I have to find the convergence domain $\mathcal{D}$ of the Taylor series of $f(z) =\sin (z_1 + z_2^2)$ at the origin. I claim $\mathcal{D}=\mathbb{C}^2$ and I prove this in the following manner:
We have $$\sin (z_1 + z_2^2) = \sin(z_1)\cos(z_2^2) + \sin(z_2^2)\cos(z_1)$$ Since the taylor series of each multiplicand of each summand converge everywhere (as a single variable complex function), so does $f(z)$, therefore the claim is proved.

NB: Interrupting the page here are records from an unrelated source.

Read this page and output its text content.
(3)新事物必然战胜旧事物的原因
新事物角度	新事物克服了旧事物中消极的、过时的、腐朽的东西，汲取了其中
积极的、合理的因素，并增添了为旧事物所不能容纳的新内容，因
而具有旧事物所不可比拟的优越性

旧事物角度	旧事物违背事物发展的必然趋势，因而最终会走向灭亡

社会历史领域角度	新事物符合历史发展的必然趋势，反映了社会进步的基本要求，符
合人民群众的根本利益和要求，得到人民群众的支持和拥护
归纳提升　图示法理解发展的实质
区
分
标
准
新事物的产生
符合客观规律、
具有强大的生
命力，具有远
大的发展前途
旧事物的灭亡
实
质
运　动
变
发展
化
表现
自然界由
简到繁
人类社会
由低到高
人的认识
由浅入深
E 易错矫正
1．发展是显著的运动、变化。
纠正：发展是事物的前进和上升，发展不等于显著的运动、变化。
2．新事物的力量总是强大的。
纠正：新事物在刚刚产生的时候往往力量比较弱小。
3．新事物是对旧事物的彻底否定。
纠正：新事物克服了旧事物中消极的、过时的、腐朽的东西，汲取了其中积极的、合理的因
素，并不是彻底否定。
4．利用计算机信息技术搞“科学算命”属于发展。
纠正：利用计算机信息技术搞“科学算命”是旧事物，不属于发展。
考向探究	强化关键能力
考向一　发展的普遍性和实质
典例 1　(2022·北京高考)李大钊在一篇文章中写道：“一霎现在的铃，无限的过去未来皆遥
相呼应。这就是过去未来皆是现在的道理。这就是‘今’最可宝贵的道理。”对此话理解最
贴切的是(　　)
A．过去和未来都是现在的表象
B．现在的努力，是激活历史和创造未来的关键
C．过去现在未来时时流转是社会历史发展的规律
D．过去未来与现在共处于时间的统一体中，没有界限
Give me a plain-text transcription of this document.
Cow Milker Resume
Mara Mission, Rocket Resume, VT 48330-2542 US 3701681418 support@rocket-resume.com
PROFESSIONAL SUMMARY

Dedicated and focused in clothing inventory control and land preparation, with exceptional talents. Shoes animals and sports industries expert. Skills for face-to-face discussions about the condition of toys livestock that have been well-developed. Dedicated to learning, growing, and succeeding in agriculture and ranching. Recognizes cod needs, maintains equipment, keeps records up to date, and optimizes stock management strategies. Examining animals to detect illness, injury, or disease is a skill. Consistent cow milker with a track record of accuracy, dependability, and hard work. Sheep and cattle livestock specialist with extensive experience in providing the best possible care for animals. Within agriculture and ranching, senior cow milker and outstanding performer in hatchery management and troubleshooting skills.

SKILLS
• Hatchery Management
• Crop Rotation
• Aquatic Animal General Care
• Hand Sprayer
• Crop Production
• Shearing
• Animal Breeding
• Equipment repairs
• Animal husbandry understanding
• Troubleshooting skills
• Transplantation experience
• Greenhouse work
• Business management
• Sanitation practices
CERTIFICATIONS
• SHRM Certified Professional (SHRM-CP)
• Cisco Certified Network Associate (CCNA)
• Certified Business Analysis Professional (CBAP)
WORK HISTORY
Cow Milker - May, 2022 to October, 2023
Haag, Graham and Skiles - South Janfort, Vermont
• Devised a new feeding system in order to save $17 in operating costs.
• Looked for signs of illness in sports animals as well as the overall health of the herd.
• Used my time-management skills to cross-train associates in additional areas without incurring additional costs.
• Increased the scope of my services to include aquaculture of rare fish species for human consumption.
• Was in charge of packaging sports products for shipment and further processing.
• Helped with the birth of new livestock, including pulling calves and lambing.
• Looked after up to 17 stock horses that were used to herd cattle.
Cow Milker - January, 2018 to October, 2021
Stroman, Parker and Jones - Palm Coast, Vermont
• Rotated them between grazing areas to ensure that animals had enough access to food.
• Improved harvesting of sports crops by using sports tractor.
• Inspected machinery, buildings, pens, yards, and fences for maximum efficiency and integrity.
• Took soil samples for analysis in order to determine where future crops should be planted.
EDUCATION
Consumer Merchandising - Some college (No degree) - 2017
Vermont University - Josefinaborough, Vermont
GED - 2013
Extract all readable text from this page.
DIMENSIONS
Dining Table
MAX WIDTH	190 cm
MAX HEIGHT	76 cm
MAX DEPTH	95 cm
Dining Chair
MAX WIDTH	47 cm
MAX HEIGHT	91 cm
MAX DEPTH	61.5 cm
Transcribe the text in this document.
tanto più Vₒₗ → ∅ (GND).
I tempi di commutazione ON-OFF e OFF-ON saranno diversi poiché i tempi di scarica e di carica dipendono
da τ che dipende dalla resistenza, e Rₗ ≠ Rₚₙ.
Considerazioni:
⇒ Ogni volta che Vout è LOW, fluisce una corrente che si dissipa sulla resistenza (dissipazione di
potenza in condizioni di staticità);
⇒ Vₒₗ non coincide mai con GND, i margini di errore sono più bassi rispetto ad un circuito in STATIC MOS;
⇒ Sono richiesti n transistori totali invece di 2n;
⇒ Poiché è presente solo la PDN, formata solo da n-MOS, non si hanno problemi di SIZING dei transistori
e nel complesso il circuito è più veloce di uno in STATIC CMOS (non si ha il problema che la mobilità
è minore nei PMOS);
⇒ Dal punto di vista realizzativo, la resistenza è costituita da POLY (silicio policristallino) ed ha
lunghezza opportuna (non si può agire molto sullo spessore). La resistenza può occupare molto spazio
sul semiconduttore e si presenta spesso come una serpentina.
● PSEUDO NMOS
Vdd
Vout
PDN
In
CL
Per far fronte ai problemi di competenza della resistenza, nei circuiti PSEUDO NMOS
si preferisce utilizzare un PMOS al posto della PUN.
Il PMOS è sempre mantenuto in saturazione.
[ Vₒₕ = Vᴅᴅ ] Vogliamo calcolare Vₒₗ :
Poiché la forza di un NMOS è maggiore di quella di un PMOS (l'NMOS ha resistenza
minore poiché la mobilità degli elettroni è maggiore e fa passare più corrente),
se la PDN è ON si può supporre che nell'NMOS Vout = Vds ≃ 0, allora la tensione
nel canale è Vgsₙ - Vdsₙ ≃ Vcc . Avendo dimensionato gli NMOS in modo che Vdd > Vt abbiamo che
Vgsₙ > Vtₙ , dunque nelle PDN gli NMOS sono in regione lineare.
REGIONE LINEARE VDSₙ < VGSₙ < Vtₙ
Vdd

Is my proof/argument correct?
Just like in one variable, the Taylor series around $p$ will converge on any polydisc centered at $p$ that fits in the domain on which the function is holomorphic. The way to prove it is just the iterated Cauchy integral formula leading to the several variable Cauchy estimates. See e.g. https://www.jirka.org/scv/scv.pdf sections 1.1 and 1.2, and in particular Theorem 1.2.1. Since your function is holomorphic in ${\mathbb C}^2$ and so any polydisc fits in your domain, and so the series centered at any point will converge in the entire ${\mathbb C}^2$. Your argument would also work as long as you can use that the product and addition of power series has at least that same domain of convergence, which is not as easy to prove from scratch, but it is elementary.